To the sound of a washing machine, the show opened with Kurt and Richard hanging a
clothesline across the back wall of the stage area and pinning laundry to it during the
opening dialogue. The dialogue was pieced together from several notated conversations
between Kurt and Richard imagining themselves as neighbors, chatting over the backyard
fence for the umpteenth time. The list of odd chip flavors and snack foods were found on the
shelves of an Ottawa convenience store. Opening dialogue:

Richard:
(Humming to himself) I’m hungry.

Kurt:
What did you have for breakfast?

Richard:
A muffin.

Kurt:
A muffin?

Richard:
Actually it was sort of breakfast and lunch.

Kurt:
That’s convenient but…

Richard:
You don’t have to put them in the oven and no mess.

Kurt:
And you can eat them on the run.

Richard:
Reminds me of my grandmother – old fashioned.

Kurt:
I like blueberry.

Richard:
Muffins are like corn on the cob.

Kurt:
A single serve package.

Richard:
A lot healthier than donuts and croissants. A nice big crown and fruit in every bite.

Kurt:
But no lunch?

Richard:
Well, I ate a little bit of a lot of different things.

Kurt:
Oh, like grazing.

Richard:
Quick eats.

Kurt:
I guess the idea of three principal meals a day has kind of deteriorated.

Richard:
Quick pace of living, more women working.

Kurt:
Single parents.

Richard:
Snack foods have definitely taken the place of traditional meals.

Kurt:
Cheddar jalapeño chips.
(dialogue overlapping)

Richard:
Garlic chips, sour cream and onion chips.

Kurt:
Crab flavored chips, sweet potato chips, baked apple chips, chili chips.

Richard:
BBQ chicken chips, German potato salad, green olive and cheese, gazpacho chips.

Kurt:
Ralston Purina chocolate pudding smores granola bars.

Richard:
Aunt Sally’s cheese-flavored sourdough snacks.

Kurt:
Watch out for flavored chips, they’re the wave of the future.

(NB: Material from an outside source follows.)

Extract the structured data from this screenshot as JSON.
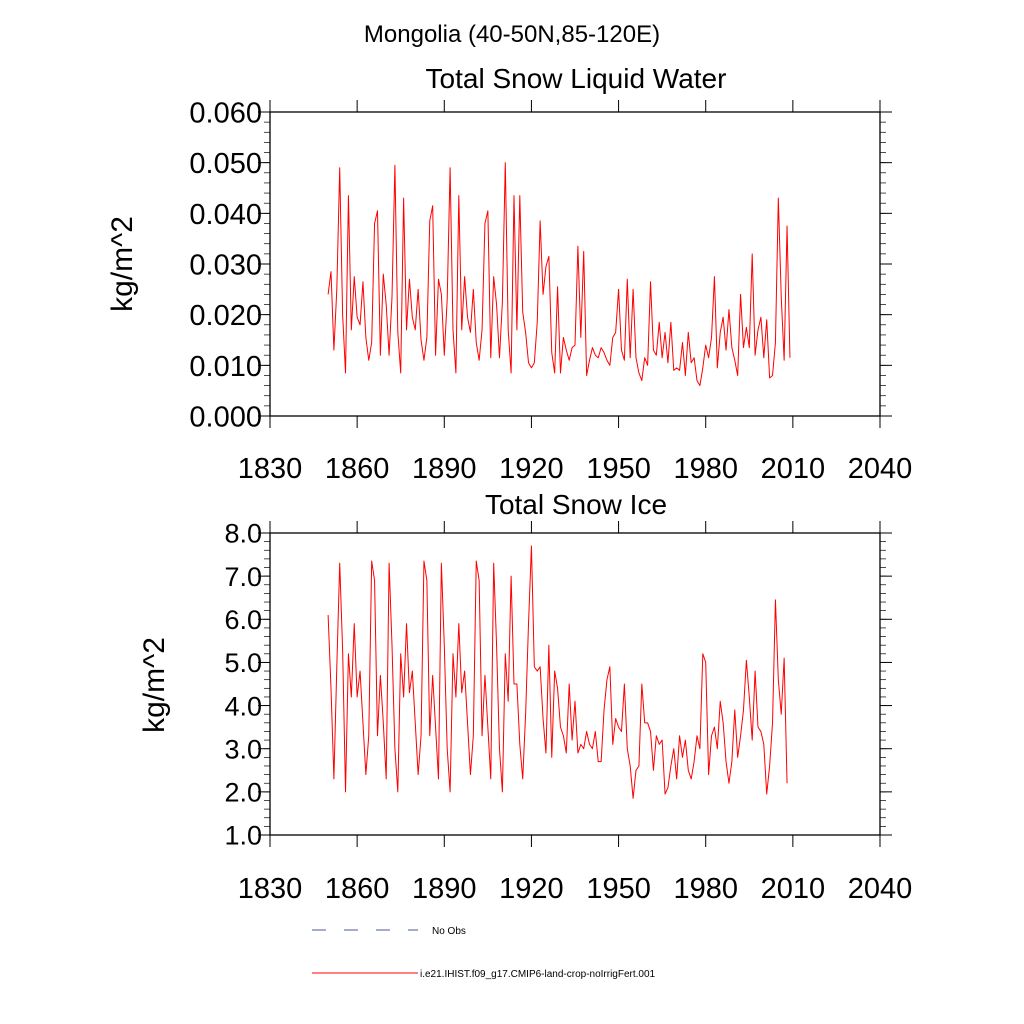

The section that received the most positive reception was a text and movement sequence
based on the sport of synchronized swimming. Illustrating the simplistic meaning of the word
routine as “a worked-out part that may be often repeated, a set piece of entertainment,” the
two men reproduced the gestures of world class synchronized swimming competitors while
reciting the remarks of the sports commentators. The reproduced movements of the
swimmers both above and below the water layered with the often excited and nonsensical
commentary created an anything-but-routine depiction of the sport. Kurt, who was a fan of
this odd contest that demanded intense physical strength and technique combined with a
dubious level of artistic expression, was very pleased with the audiences’ amusement.

The following month, with Richard back across the border, Kurt made his summer visit to
Ottawa. They took the opportunity to perform the piece at Galerie SAW Gallery for an
enthusiastic Canadian crowd. The program was completed with Kurt’s solo Ted Bundy from
The Serial Killer Series and an earlier solo work of Richard’s, Private Pages.

The relationship between Richard and Watchface continued through the rest of the
collective’s history. Promoted by Richard, five Watchface members visited Ottawa and the
Galerie SAW Gallery with the 21⁄2 by 5 tour in February 1989. During an extended stay in New
York later that year, Richard was cast in White, which had its premiere in early 1990. One
additional long distance collaboration with Kurt took place after Richard again returned to
Ottawa. Surviving the Plague – a rite of sexual promiscuity, celebrating gay sexual practices
plus a reminder of the necessary safe sex precautions mandatory for survival – was also
presented at Ottawa’s Galerie SAW Gallery.
Galerie SAW Gallery program
Galerie SAW Gallery flyer

After his decision to leave Canada permanently and return to New York, Richard took the
original roles of the absent Chazz Dean, who had returned to his roots in California, in later
presentations of both 2000 Questions and Sodomite Warriors. In 1999, sections of rou-tine
were performed at the International Performance Festival in Basel, Switzerland. Curator Linda
Cassens, a former Watchface collaborator, invited Kurt to represent the disbanded
Watchface at the festival. With Richard, sections of rou-tine, 2,000 Questions and Sodomite
Warriors
were presented.
 

*Richard Schachter is referred to as both Richard and R.N. Schachter in programs and production notes.